"He's yours," said Mr. Amos.

Mr. Lenox immediately paid the money, and then he went to a small grocer's near by and bought a bag of biscuits, and with them he and Gregory fed the famished Diogenes all the way back to Chiswick, and by the time they reached home he seemed so affectionate with them as never to have had another master.

Diogenes had come, of course, to stay; but the horse was merely to be hired. To hire a carriage-horse or a riding-horse is easy enough, but a cart-horse as strong as a steam-engine is more difficult to find.

Mr. Lenox decided to advertise, and he therefore sent the following advertisement to the Daily Telegram:

"Wanted—To hire for a month at least, an exceedingly powerful, gentle white horse to draw a caravan. Reply by letter. L., 'The Gables.' Chiswick."

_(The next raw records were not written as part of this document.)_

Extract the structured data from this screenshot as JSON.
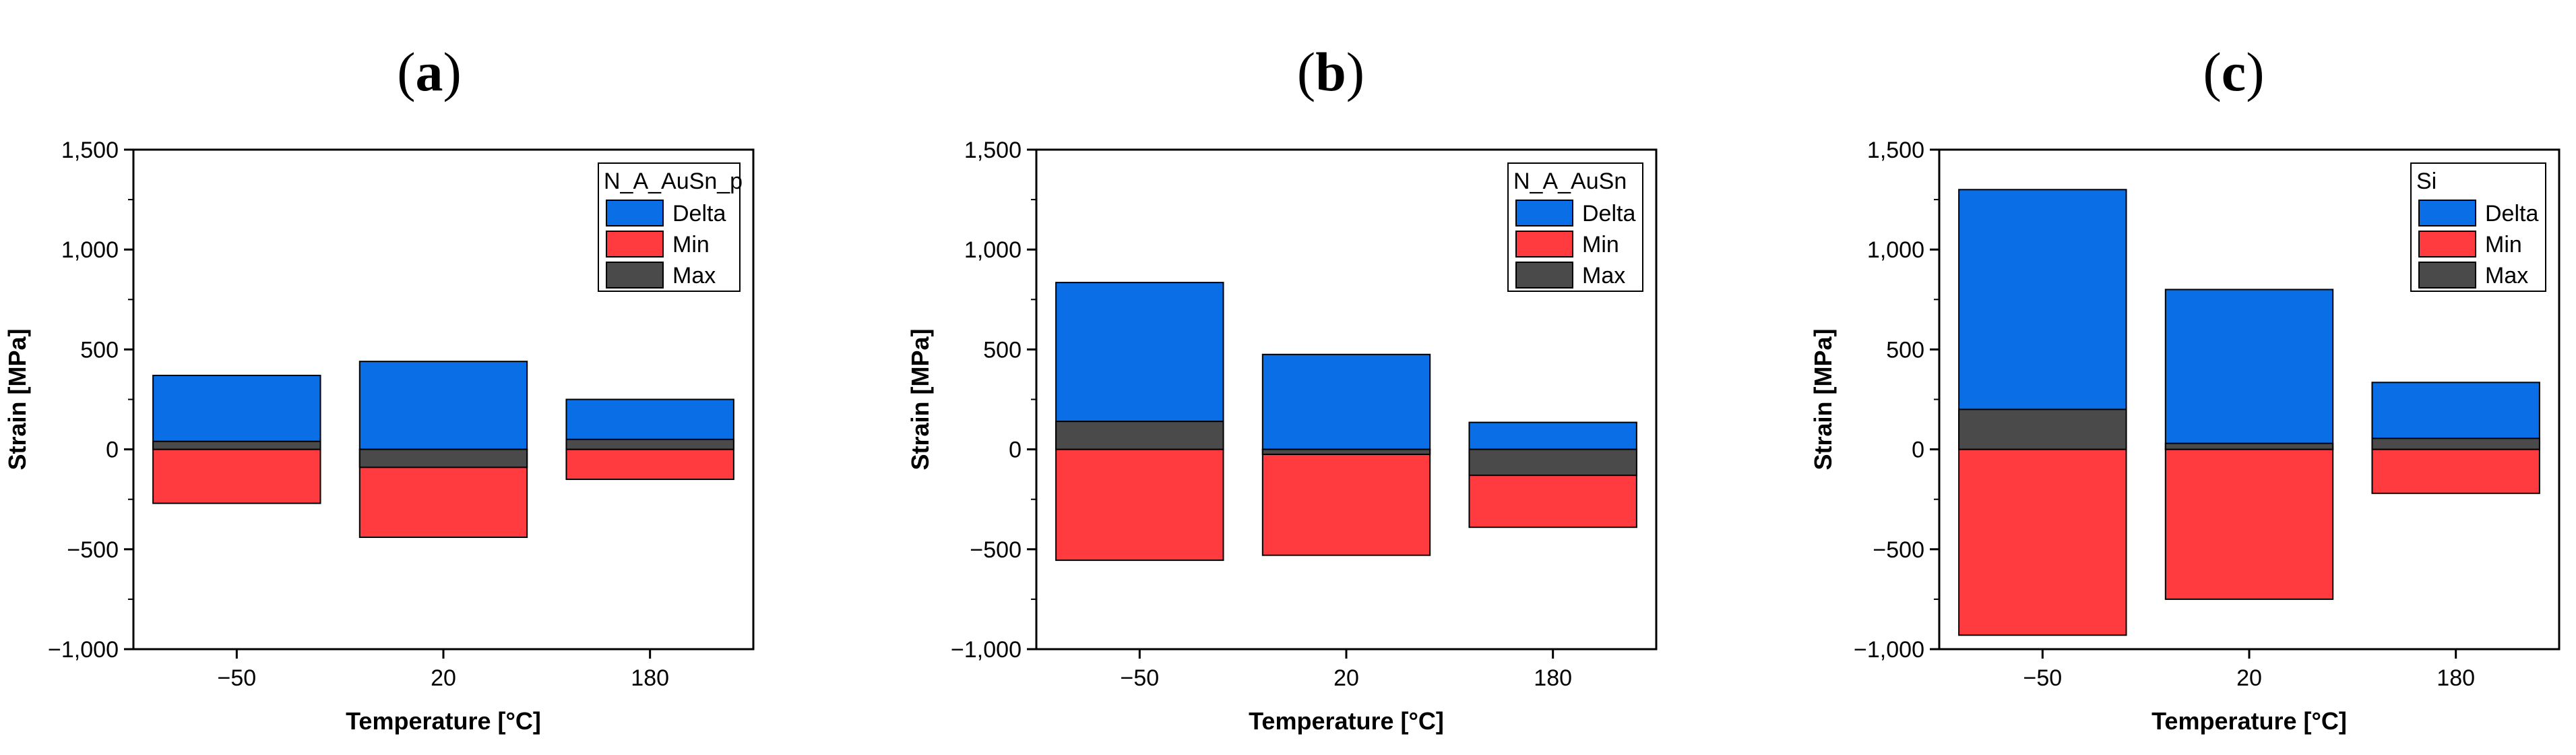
{
  "colors": {
    "delta": "#0a6ee6",
    "min": "#ff3b3f",
    "max": "#4a4a4a",
    "axis": "#000000"
  },
  "chart_data": [
    {
      "panel": "a",
      "panel_paren_open": "(",
      "panel_paren_close": ")",
      "type": "bar",
      "stacking": "overlay",
      "categories": [
        "−50",
        "20",
        "180"
      ],
      "xlabel": "Temperature [°C]",
      "ylabel": "Strain [MPa]",
      "ylim": [
        -1000,
        1500
      ],
      "yticks": [
        -1000,
        -500,
        0,
        500,
        1000,
        1500
      ],
      "ytick_labels": [
        "−1,000",
        "−500",
        "0",
        "500",
        "1,000",
        "1,500"
      ],
      "legend_title": "N_A_AuSn_p",
      "legend_position": "top-right",
      "series": [
        {
          "name": "Delta",
          "key": "delta",
          "values": [
            370,
            440,
            250
          ]
        },
        {
          "name": "Min",
          "key": "min",
          "values": [
            -270,
            -440,
            -150
          ]
        },
        {
          "name": "Max",
          "key": "max",
          "values": [
            40,
            -90,
            50
          ]
        }
      ]
    },
    {
      "panel": "b",
      "panel_paren_open": "(",
      "panel_paren_close": ")",
      "type": "bar",
      "stacking": "overlay",
      "categories": [
        "−50",
        "20",
        "180"
      ],
      "xlabel": "Temperature [°C]",
      "ylabel": "Strain [MPa]",
      "ylim": [
        -1000,
        1500
      ],
      "yticks": [
        -1000,
        -500,
        0,
        500,
        1000,
        1500
      ],
      "ytick_labels": [
        "−1,000",
        "−500",
        "0",
        "500",
        "1,000",
        "1,500"
      ],
      "legend_title": "N_A_AuSn",
      "legend_position": "top-right",
      "series": [
        {
          "name": "Delta",
          "key": "delta",
          "values": [
            835,
            475,
            135
          ]
        },
        {
          "name": "Min",
          "key": "min",
          "values": [
            -555,
            -530,
            -390
          ]
        },
        {
          "name": "Max",
          "key": "max",
          "values": [
            140,
            -25,
            -130
          ]
        }
      ]
    },
    {
      "panel": "c",
      "panel_paren_open": "(",
      "panel_paren_close": ")",
      "type": "bar",
      "stacking": "overlay",
      "categories": [
        "−50",
        "20",
        "180"
      ],
      "xlabel": "Temperature [°C]",
      "ylabel": "Strain [MPa]",
      "ylim": [
        -1000,
        1500
      ],
      "yticks": [
        -1000,
        -500,
        0,
        500,
        1000,
        1500
      ],
      "ytick_labels": [
        "−1,000",
        "−500",
        "0",
        "500",
        "1,000",
        "1,500"
      ],
      "legend_title": "Si",
      "legend_position": "top-right",
      "series": [
        {
          "name": "Delta",
          "key": "delta",
          "values": [
            1300,
            800,
            335
          ]
        },
        {
          "name": "Min",
          "key": "min",
          "values": [
            -930,
            -750,
            -220
          ]
        },
        {
          "name": "Max",
          "key": "max",
          "values": [
            200,
            30,
            55
          ]
        }
      ]
    }
  ]
}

"There," said Mr. Lenox, as he read it out, "that's as clear as crystal. No one can misunderstand that."

But, as a matter of fact, people will misunderstand anything; for on the day the advertisement appeared quite a number of men called at "The Gables," all leading horses of every size and colour. Kink was kept busy in getting rid of them, but one man succeeded in finding Robert unattended, and did all he could to persuade him that a pair of small skew-bald ponies such as he had brought with him would be far more useful in a caravan than one large cart-horse.

"Run in and tell your father that, old sport," said he. "Tell him I've got a pair of skews here as will do him credit, and he shall have the two for twenty pounds."

"No, no," said Robert; "they're no use at all. We advertised for one large, strong white horse."

Mr. Crawley was coming away from the house at this moment, and the man tackled him.